Why Did I Just Buy That Zcash Mining Contract? - jrwit
https://medium.com/@cjremus/why-did-i-just-buy-that-zcash-mining-contract-f7700501dde4#.76swrcn2l
======
LordWinstanley
Ten minutes on bitcointalk.org would have shown you that it's almost certainly
a case of "Another day. Another cryptocoin release".

99.9999....% (recurring to infinity) of which make money for no-one but their
developer —who, after pumping and dumping their current coin, will be back in
a few months with another "But this time it's different!" release.

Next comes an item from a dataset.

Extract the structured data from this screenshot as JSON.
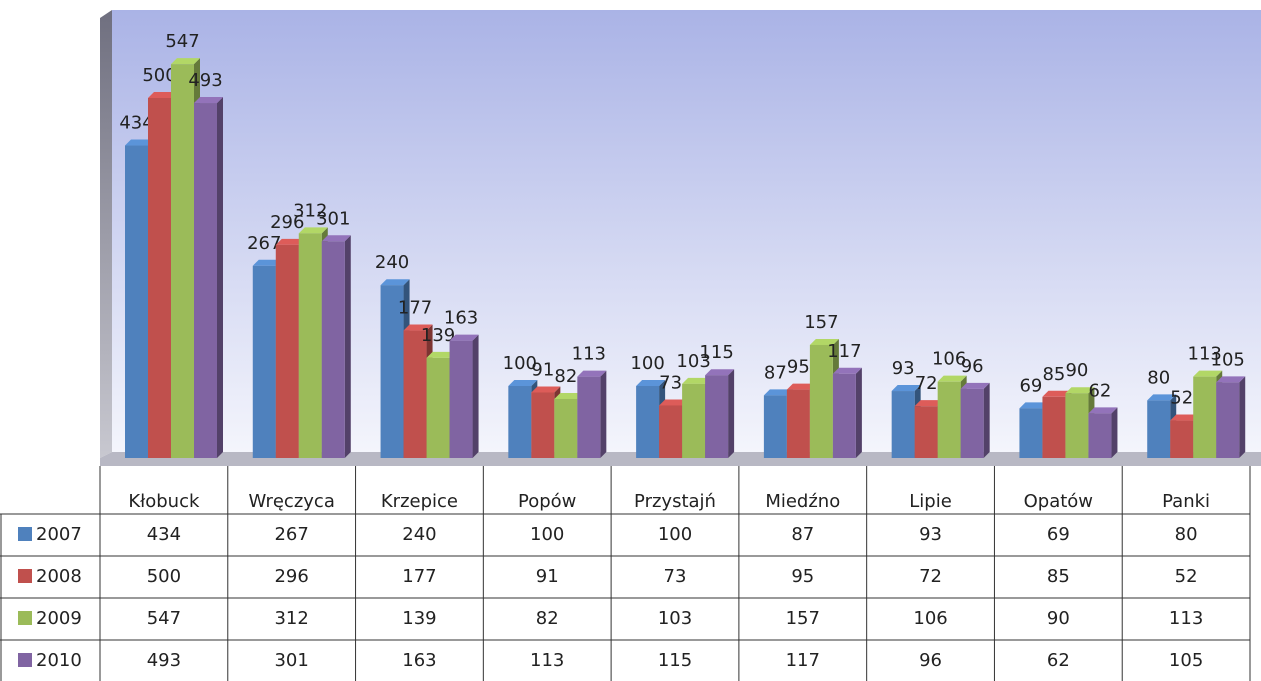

As far as cryptocoins go, there's only one game in town; Bitcoin.
Unfortunately most of us missed the boat on that one, as far as getting rich
quick goes. But it's the forlorn hope of getting in on the ground floor for
the 'next Bitcoin' that keeps speculators lining the pockets of the developers
of the literally hundreds of other BTC wannabes that have sprung up since.

Don't believe the hype!

Even if you do believe that hype, definitely don't believe in paid mining
contracts. Simple logical deduction will tell you that's a scam!

------
schoen
That was funny! I expected the post to explain why Zcash is a good investment,
an exciting technology, etc. But the author explains in some detail that,
indeed, he didn't really know what Zcash is and is genuinely unsure why he
bought the contract.